According to Blockworks, the value sent into the Blast deposit contract on Ethereum has increased significantly to $390 million in just a few days. The smart contract, which serves as a bridge for an optimistic rollup under development, has received approximately $340 million in ether and $50 million in stablecoins since its launch on Monday. The contract is controlled by a Safe 5-key multisig, with three keys required to execute transactions. However, one of the five keys has no transaction history, and the other four show initial ether deposits from the same Ethereum account, making it impossible for an outside observer to determine if the keys were generated by five independent entities or individuals.
The project is backed by VC firms Paradigm and Standard Crypto, as well as several influential crypto personalities and traders. Development is led by Blur co-founder Tieshun Roquerre, who goes by the pseudonym "Pacman." Roquerre, a former Thiel Fellow and MIT dropout, has stated that each signer is a unique contributor to Blast and that the project uses the same security model as other L2s, such as Optimism, Polygon, and Arbitrum. However, these networks have additional security components besides a multisig. For example, Arbitrum has a publicly elected security council with 12 members, only two of whom are on the Offchain Labs development team.

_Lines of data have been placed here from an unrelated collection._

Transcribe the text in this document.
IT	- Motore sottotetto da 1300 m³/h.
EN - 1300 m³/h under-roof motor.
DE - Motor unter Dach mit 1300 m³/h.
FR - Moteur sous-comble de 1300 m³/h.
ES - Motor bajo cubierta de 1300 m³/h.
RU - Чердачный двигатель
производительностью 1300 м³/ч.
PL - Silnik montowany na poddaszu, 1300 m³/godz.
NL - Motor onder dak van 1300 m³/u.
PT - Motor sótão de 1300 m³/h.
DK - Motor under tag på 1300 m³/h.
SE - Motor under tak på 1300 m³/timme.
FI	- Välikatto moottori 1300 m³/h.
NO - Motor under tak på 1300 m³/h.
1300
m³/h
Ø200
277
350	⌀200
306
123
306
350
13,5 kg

Deposited ether cannot be withdrawn until February 2024, when the development team must modify the deposit contract, presumably alongside the launch of an actual rollup. Ethereum layer-2 tracker L2BEAT lists the project in its "Upcoming" section, but if it were active today, it would rank between zkSync Era, which launched mainnet in October 2022, and dYdX V3, the StarkEx rollup that has been active since April 2021. Many crypto observers have expressed surprise at Blast's rapid growth in the face of uncertain risks. Some have criticized the project, calling it an "onchain hedge fund" that is "proving regulators' point." A straw poll conducted by Tangent Ventures founder Jason Choi has garnered over 2,500 respondents, with the unscientific opinion poll putting the odds of an exploit of the deposited crypto assets between now and February at 64%.